Currently there’s a question as to whether traditional funding sources like the NIH would look favorably on cloud lab access in a budget. One of the goals of this program is to demonstrate the benefits of cloud science, which I hope will encourage traditional funders to support this research paradigm. In addition, the natural place to house cloud lab access in the academic ecosystem is at the university level. I expect that many universities may create cloud lab access programs, or upgrade their existing core facilities into cloud labs. In fact, it’s already happening: Carnegie Mellon recently announced they’re opening a local robotic facility that runs Emerald Cloud Lab’s software.
BioFabs和核心设施将扮演什么角色?
In 10 years, I think the terms “biofab,” “core facility,” and “cloud lab” will all be synonymous. Today the only important difference is how experiments are specified: many core facilities still take orders through bespoke Google forms, whereas Emerald Cloud Lab has figured out how to expose a single programming interface for all their instruments. We’re implementing this program at Emerald because it’s important that all the labs that participate can talk to one another and share protocols, rather than each developing methods that can only run in their local biofab. Eventually, I think we’ll see standardization, and all the facilities will be capable of running any protocol for which they have the necessary instruments.

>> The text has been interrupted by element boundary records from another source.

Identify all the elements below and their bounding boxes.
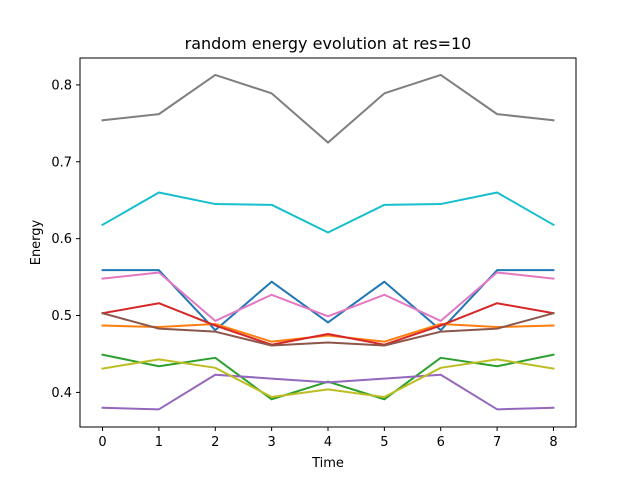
y-tick-label: 0.8 — [51, 78, 72, 93]
series-line-2 — [101, 322, 555, 343]
x-tick-label: 6 — [437, 435, 445, 450]
series-line-6 — [101, 311, 555, 347]
y-tick-label: 0.5 — [51, 309, 72, 324]
x-tick-label: 5 — [380, 435, 388, 450]
x-tick-label: 3 — [267, 435, 275, 450]
y-tick-label: 0.6 — [51, 232, 72, 247]
x-tick-label: 4 — [324, 435, 332, 450]
x-tick-label: 8 — [549, 435, 557, 450]
series-line-7 — [101, 271, 555, 322]
x-tick-label: 7 — [493, 435, 501, 450]
x-tick-label: 1 — [155, 435, 163, 450]
y-axis: 0.4 0.5 0.6 0.7 0.8 — [51, 78, 80, 401]
series-layer — [101, 73, 555, 411]
x-tick-label: 2 — [211, 435, 219, 450]
y-tick-label: 0.7 — [51, 155, 72, 170]
series-line-4 — [101, 302, 555, 346]
series-line-1 — [101, 269, 555, 332]
y-tick-label: 0.4 — [51, 386, 72, 401]
series-line-10 — [101, 191, 555, 234]
x-axis: 0 1 2 3 4 5 6 7 8 — [98, 427, 558, 450]
series-line-5 — [101, 373, 555, 411]
chart-title: random energy evolution at res=10 — [185, 34, 472, 53]
series-line-8 — [101, 73, 555, 144]
x-axis-label: Time — [311, 456, 344, 471]
series-line-9 — [101, 358, 555, 399]
y-axis-label: Energy — [29, 219, 44, 265]
x-tick-label: 0 — [98, 435, 106, 450]
plot-frame — [79, 57, 577, 428]
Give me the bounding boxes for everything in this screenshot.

除了蛋白质工程外,生命科学中是否还有其他领域可以从云实验室和机器学习的大规模,可靠的数据收集中受益?
我认为有很多领域会受益。与可重复性斗争的领域是手动重复的和时间密集的,或者从将计算分析与数据紧密整合在一起的领域都是自动化的良好目标。显微镜和哺乳动物组织培养可能是另外两个候选者。但是,如果有机会收集数据,社区需要做很多智力工作,以表达可以通过机器学习方法解决的问题。
您是否有想法可以告知一个雄心勃勃的项目,即FESI具有相对优势追求的优势?我们希望听到它。
Friends of FESI have identified priority use cases to inform project ideas.
《筹码与科学法》对美国创新和基于地点的工业政策建立了令人信服的愿景,但是这种愿景已经受到严格的资金的阻碍。
以下是筹码和科学资金在与联邦预算的战斗中塑造的方式。